Потом Винсент Ван Гог нашел себе новую даму сердца. Однако его выбор окончательно настроил всех членов семьи против него. Ведь объектом обожания художника стала проститутка из Гааги по имени Христина. Винсент встретил ее на улице и почти сразу предложил переехать к нему вместе с детьми. Из уличной женщины он хотел сделать приличную мать семейства. Их встречу Ван Гог описывал так:
«И видит Бог, искать пришлось недолго. Я нашел женщину — немолодую, некрасивую, даже ничем не примечательную. Впрочем, может быть, тебе это все-таки интересно. Она была довольно высокой и плотной, руки у нее были не как у дамы, у К. например, а как у человека, который много работает; но она не была ни груба, ни вульгарна, и в ней было что-то очень женственное. Она напомнила мне некоторые любопытные фигуры Шардена, Фрера или, быть может, Яна Стена — в общем, то, что французы называют „une ouvriere“. Она пережила немало невзгод — это было видно, жизнь не баловала ее. Нет, нет, в ней вовсе не было ничего выдающегося, ничего особенного, ничего необычного. „Любая женщина в любом возрасте, если она любит и если в ней есть доброта, может дать мужчине если уж не бесконечность мгновения, то мгновение бесконечности“.

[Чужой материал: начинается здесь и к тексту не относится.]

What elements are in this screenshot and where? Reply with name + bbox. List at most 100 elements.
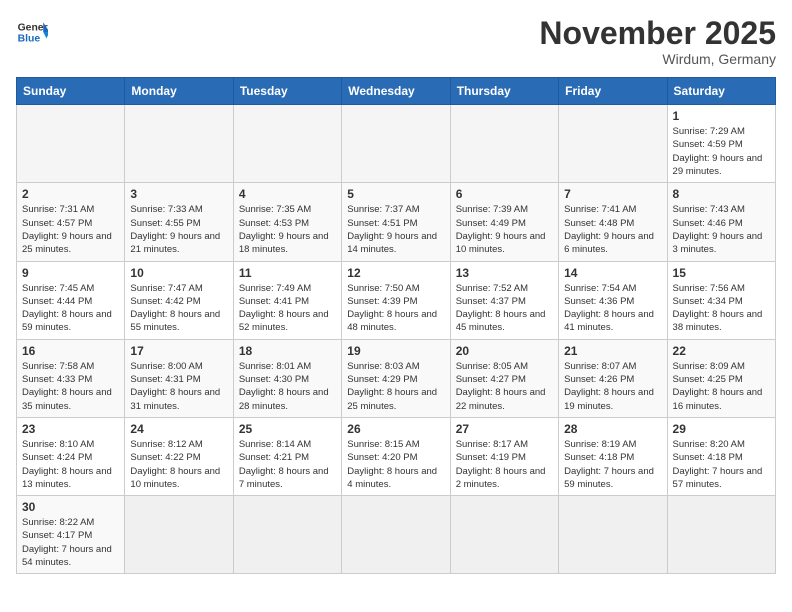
day-info: Sunrise: 7:50 AM Sunset: 4:39 PM Dayligh…: [347, 282, 444, 335]
day-info: Sunrise: 7:41 AM Sunset: 4:48 PM Dayligh…: [564, 203, 661, 256]
day-info: Sunrise: 7:37 AM Sunset: 4:51 PM Dayligh…: [347, 203, 444, 256]
day-cell: 6 Sunrise: 7:39 AM Sunset: 4:49 PM Daylig…: [450, 183, 558, 261]
day-cell: [450, 496, 558, 574]
day-number: 6: [456, 187, 553, 201]
day-cell: 8 Sunrise: 7:43 AM Sunset: 4:46 PM Daylig…: [667, 183, 775, 261]
week-row-1: 1 Sunrise: 7:29 AM Sunset: 4:59 PM Daylig…: [17, 105, 776, 183]
day-cell: 4 Sunrise: 7:35 AM Sunset: 4:53 PM Daylig…: [233, 183, 341, 261]
day-info: Sunrise: 8:01 AM Sunset: 4:30 PM Dayligh…: [239, 360, 336, 413]
day-number: 4: [239, 187, 336, 201]
day-cell: 2 Sunrise: 7:31 AM Sunset: 4:57 PM Daylig…: [17, 183, 125, 261]
day-info: Sunrise: 7:54 AM Sunset: 4:36 PM Dayligh…: [564, 282, 661, 335]
day-info: Sunrise: 7:43 AM Sunset: 4:46 PM Dayligh…: [673, 203, 770, 256]
day-cell: [559, 496, 667, 574]
day-number: 11: [239, 266, 336, 280]
day-number: 23: [22, 422, 119, 436]
day-info: Sunrise: 7:47 AM Sunset: 4:42 PM Dayligh…: [130, 282, 227, 335]
day-number: 25: [239, 422, 336, 436]
day-number: 21: [564, 344, 661, 358]
day-cell: 30 Sunrise: 8:22 AM Sunset: 4:17 PM Dayli…: [17, 496, 125, 574]
day-number: 12: [347, 266, 444, 280]
day-cell: [667, 496, 775, 574]
day-cell: 1 Sunrise: 7:29 AM Sunset: 4:59 PM Daylig…: [667, 105, 775, 183]
days-header-row: SundayMondayTuesdayWednesdayThursdayFrid…: [17, 78, 776, 105]
day-info: Sunrise: 7:29 AM Sunset: 4:59 PM Dayligh…: [673, 125, 770, 178]
day-cell: 26 Sunrise: 8:15 AM Sunset: 4:20 PM Dayli…: [342, 417, 450, 495]
day-cell: 23Sunrise: 8:10 AM Sunset: 4:24 PM Dayli…: [17, 417, 125, 495]
day-number: 30: [22, 500, 119, 514]
day-cell: 18 Sunrise: 8:01 AM Sunset: 4:30 PM Dayli…: [233, 339, 341, 417]
day-cell: 20 Sunrise: 8:05 AM Sunset: 4:27 PM Dayli…: [450, 339, 558, 417]
day-info: Sunrise: 8:22 AM Sunset: 4:17 PM Dayligh…: [22, 516, 119, 569]
day-number: 20: [456, 344, 553, 358]
day-number: 28: [564, 422, 661, 436]
day-cell: [125, 496, 233, 574]
day-cell: 21 Sunrise: 8:07 AM Sunset: 4:26 PM Dayli…: [559, 339, 667, 417]
day-number: 3: [130, 187, 227, 201]
day-info: Sunrise: 7:39 AM Sunset: 4:49 PM Dayligh…: [456, 203, 553, 256]
day-cell: 11Sunrise: 7:49 AM Sunset: 4:41 PM Dayli…: [233, 261, 341, 339]
day-info: Sunrise: 7:58 AM Sunset: 4:33 PM Dayligh…: [22, 360, 119, 413]
day-cell: 29Sunrise: 8:20 AM Sunset: 4:18 PM Dayli…: [667, 417, 775, 495]
day-number: 15: [673, 266, 770, 280]
day-cell: 24Sunrise: 8:12 AM Sunset: 4:22 PM Dayli…: [125, 417, 233, 495]
day-cell: 27Sunrise: 8:17 AM Sunset: 4:19 PM Dayli…: [450, 417, 558, 495]
day-cell: [559, 105, 667, 183]
day-info: Sunrise: 7:56 AM Sunset: 4:34 PM Dayligh…: [673, 282, 770, 335]
day-cell: 5 Sunrise: 7:37 AM Sunset: 4:51 PM Daylig…: [342, 183, 450, 261]
day-info: Sunrise: 8:15 AM Sunset: 4:20 PM Dayligh…: [347, 438, 444, 491]
day-number: 5: [347, 187, 444, 201]
day-number: 18: [239, 344, 336, 358]
day-number: 2: [22, 187, 119, 201]
day-header-saturday: Saturday: [667, 78, 775, 105]
day-info: Sunrise: 7:31 AM Sunset: 4:57 PM Dayligh…: [22, 203, 119, 256]
day-cell: 12 Sunrise: 7:50 AM Sunset: 4:39 PM Dayli…: [342, 261, 450, 339]
day-cell: 14Sunrise: 7:54 AM Sunset: 4:36 PM Dayli…: [559, 261, 667, 339]
day-info: Sunrise: 8:12 AM Sunset: 4:22 PM Dayligh…: [130, 438, 227, 491]
day-info: Sunrise: 8:00 AM Sunset: 4:31 PM Dayligh…: [130, 360, 227, 413]
title-section: November 2025 Wirdum, Germany: [539, 16, 776, 67]
day-cell: 7 Sunrise: 7:41 AM Sunset: 4:48 PM Daylig…: [559, 183, 667, 261]
day-cell: 17Sunrise: 8:00 AM Sunset: 4:31 PM Dayli…: [125, 339, 233, 417]
day-number: 27: [456, 422, 553, 436]
day-header-thursday: Thursday: [450, 78, 558, 105]
day-cell: [125, 105, 233, 183]
day-number: 1: [673, 109, 770, 123]
day-info: Sunrise: 7:33 AM Sunset: 4:55 PM Dayligh…: [130, 203, 227, 256]
day-cell: [342, 496, 450, 574]
day-number: 16: [22, 344, 119, 358]
day-cell: 16 Sunrise: 7:58 AM Sunset: 4:33 PM Dayli…: [17, 339, 125, 417]
day-info: Sunrise: 8:14 AM Sunset: 4:21 PM Dayligh…: [239, 438, 336, 491]
day-number: 26: [347, 422, 444, 436]
day-cell: 25 Sunrise: 8:14 AM Sunset: 4:21 PM Dayli…: [233, 417, 341, 495]
day-cell: 10Sunrise: 7:47 AM Sunset: 4:42 PM Dayli…: [125, 261, 233, 339]
day-number: 19: [347, 344, 444, 358]
logo: General Blue: [16, 16, 48, 48]
month-title: November 2025: [539, 16, 776, 51]
day-cell: 3 Sunrise: 7:33 AM Sunset: 4:55 PM Daylig…: [125, 183, 233, 261]
day-cell: [17, 105, 125, 183]
day-number: 7: [564, 187, 661, 201]
day-header-monday: Monday: [125, 78, 233, 105]
day-info: Sunrise: 8:07 AM Sunset: 4:26 PM Dayligh…: [564, 360, 661, 413]
day-number: 29: [673, 422, 770, 436]
day-cell: [233, 496, 341, 574]
day-cell: 13 Sunrise: 7:52 AM Sunset: 4:37 PM Dayli…: [450, 261, 558, 339]
day-info: Sunrise: 8:19 AM Sunset: 4:18 PM Dayligh…: [564, 438, 661, 491]
day-number: 9: [22, 266, 119, 280]
header: General Blue November 2025 Wirdum, Germa…: [16, 16, 776, 67]
day-info: Sunrise: 8:05 AM Sunset: 4:27 PM Dayligh…: [456, 360, 553, 413]
day-number: 13: [456, 266, 553, 280]
day-cell: [450, 105, 558, 183]
day-info: Sunrise: 7:52 AM Sunset: 4:37 PM Dayligh…: [456, 282, 553, 335]
day-number: 22: [673, 344, 770, 358]
calendar-table: SundayMondayTuesdayWednesdayThursdayFrid…: [16, 77, 776, 574]
week-row-2: 2 Sunrise: 7:31 AM Sunset: 4:57 PM Daylig…: [17, 183, 776, 261]
day-info: Sunrise: 8:03 AM Sunset: 4:29 PM Dayligh…: [347, 360, 444, 413]
day-header-wednesday: Wednesday: [342, 78, 450, 105]
day-cell: 22Sunrise: 8:09 AM Sunset: 4:25 PM Dayli…: [667, 339, 775, 417]
day-header-sunday: Sunday: [17, 78, 125, 105]
day-info: Sunrise: 7:45 AM Sunset: 4:44 PM Dayligh…: [22, 282, 119, 335]
day-info: Sunrise: 7:35 AM Sunset: 4:53 PM Dayligh…: [239, 203, 336, 256]
day-number: 8: [673, 187, 770, 201]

Тео, для меня в этой некоторой бесцветности, присущей тому, кто не избалован жизнью, заключено удивительное очарование! О, это очарование было и в ней, я даже видел в ней что-то от Фейен-Перрена или Перуджино. Видишь ли, я ведь не совсем невинный птенчик или младенец в люльке. Уже не первый раз я вынужден уступать этому влечению. Да, влечению и любви к тем женщинам, которых так проклинают, осуждают и обливают презрением священники с церковной кафедры. Я же не проклинаю, не осуждаю и не презираю их. Мне уже около тридцати, так неужели ты думаешь, я никогда не испытывал потребности в любви?